I can't deny it anymore... spring is coming. Oh, sure, we can get snow in April and May. And even in June. And it's not that long before August comes, and the first chilly nights turn up...
I've seen the first shoots of garden plants coming through the soil, so when one sees them... the game is up. Old man winter is giving up the ghost and scampering off, waiting to come back with a full force in just a few months.
It really is my favourite season, by the way. The cold and the chill, and the wind so harsh that it feels like a knife cutting inside your throat... well, that's what's so good about it!
Now, now, before you go off and start calling for my head on a pike, think about it. Now you can tease me about the onset of spring, all you warm weather worshippers. Lord knows I've teased you about how wonderful the winter is.
This past winter, we've seen big storms hit various areas. As I recall, Al Roker was stranded halfway across America at one point. Rumors of his survival based on eating his cameraman remain unsubstantiated.
A few weeks ago, after Toronto had been hit by a storm, a columnist wrote about the overreaction city and school officials made to the storm. He described real winters. His mother, as a Prairie girl, lived on a farm, where one winter day, she found herself caught in a white out. Only by following cowbells into a barn did she survive. That, my friends, is a real winter.

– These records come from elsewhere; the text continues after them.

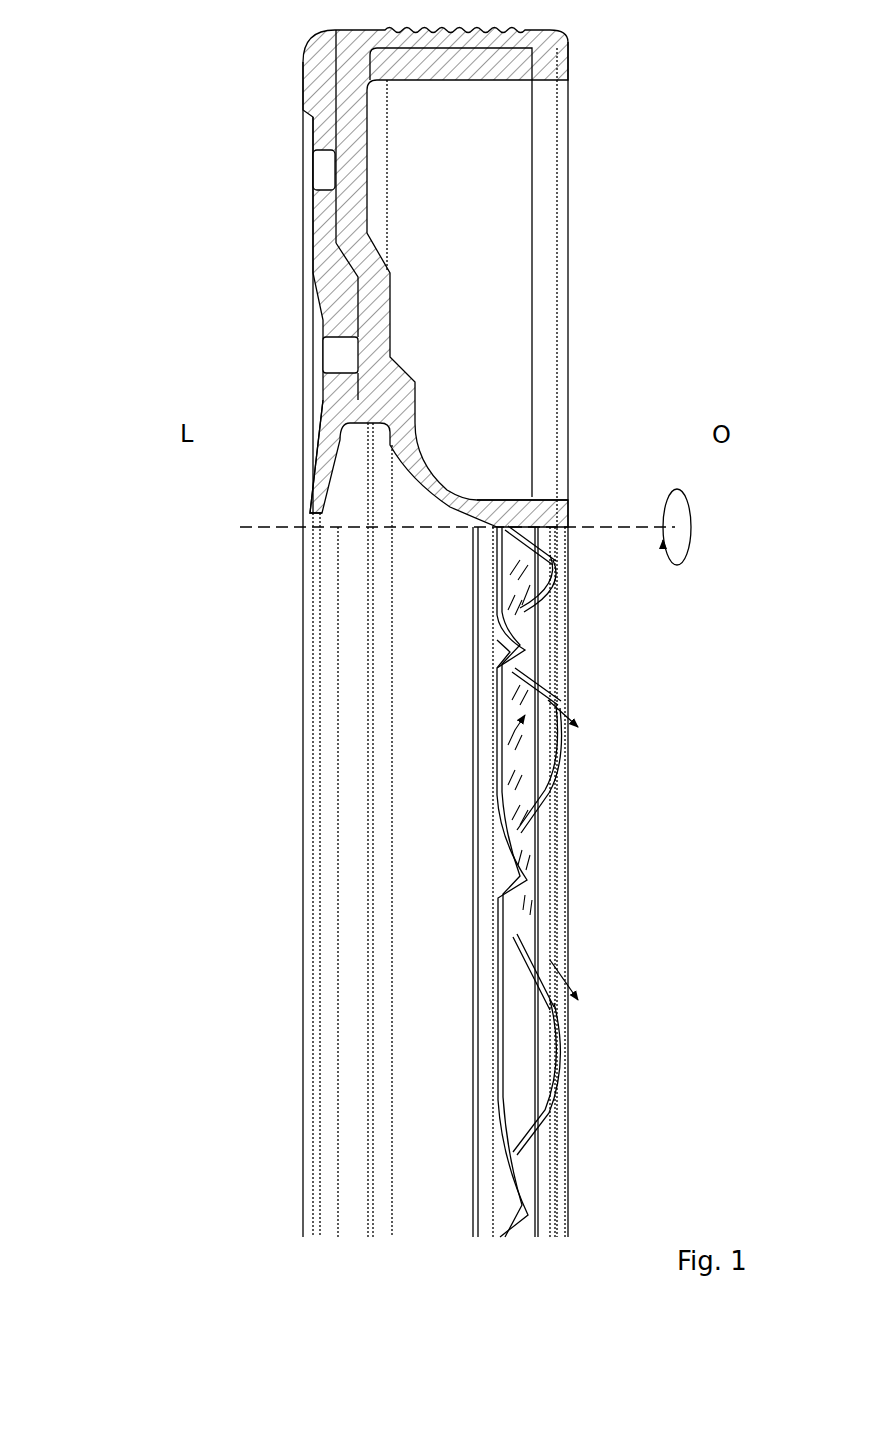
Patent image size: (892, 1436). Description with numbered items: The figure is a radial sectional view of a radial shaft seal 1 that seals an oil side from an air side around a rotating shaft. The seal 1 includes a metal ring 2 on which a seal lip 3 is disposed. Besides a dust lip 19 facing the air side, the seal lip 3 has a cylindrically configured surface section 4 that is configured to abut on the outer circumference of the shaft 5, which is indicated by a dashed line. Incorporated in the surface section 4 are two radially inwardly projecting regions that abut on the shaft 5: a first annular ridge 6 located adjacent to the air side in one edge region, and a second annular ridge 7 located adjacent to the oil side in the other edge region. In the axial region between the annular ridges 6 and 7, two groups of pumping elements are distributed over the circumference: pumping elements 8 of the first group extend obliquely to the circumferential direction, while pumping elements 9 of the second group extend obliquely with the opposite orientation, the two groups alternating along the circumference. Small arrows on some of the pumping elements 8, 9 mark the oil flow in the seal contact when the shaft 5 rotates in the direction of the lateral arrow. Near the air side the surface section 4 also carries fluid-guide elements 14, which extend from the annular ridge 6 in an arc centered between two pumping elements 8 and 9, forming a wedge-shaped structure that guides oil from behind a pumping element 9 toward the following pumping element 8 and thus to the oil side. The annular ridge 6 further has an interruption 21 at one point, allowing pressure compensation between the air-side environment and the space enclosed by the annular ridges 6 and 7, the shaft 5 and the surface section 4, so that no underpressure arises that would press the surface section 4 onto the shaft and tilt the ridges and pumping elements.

The radial shaft seal 1 is at (222, 215).
The metal ring 2 is at (497, 70).
The seal lip 3 is at (413, 478).
The surface section 4 is at (520, 488).
The shaft 5 is at (277, 527).
The first annular ridge 6 is at (493, 885).
The second annular ridge 7 is at (553, 1183).
The pumping elements of a first group 8 is at (545, 535).
The pumping elements of a second group 9 is at (557, 590).
The fluid-guide element 14 is at (497, 650).
The dust lip 19 is at (305, 497).
The interruption 21 is at (492, 750).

He went on to describe living on Baffin Island in Canada's far north for several years. During one storm, the temperature went down to -35C. Add to that wind gusts well over 100 kilometres an hour, you can imagine the wind chill. During the night, he heard this ungodly roar. In the morning, he noticed his neighbour's roof had been torn off by the wind. That, my friends, is a real winter.
Weather forecasters seem to overreact, I think. These people (who incidentally get paid to be wrong 90% of the time) have in the last few years developed a habit of calling storms Snowmaggedon or Snowzilla or Dear God, We're All Going To Die! Eat Your Children! As to the storm itself? Well, it might dump 25 centimetres of snow on the ground, but it's nothing to get worked up about.
Not all of them do that, mind you. The forecasters here in the nation's capital tend to take things in stride. They might say, "We're getting twenty centimetres out of this system, so take care driving in tomorrow morning." Very calm, reasonable, and reassuring.
Contrast that with the spineless cowards at Global Television in Toronto (more on that in a future blog, tenatively called Why Canadians Hate Toronto), who, at the sign of ten centimetres of snow, proclaim it as a major snow emergency, and for thirty centimetres tell the audience they must consider taking a page from the Donner Party.
Goodbye, winter. I still love you. Hurry back just in time for the end of August.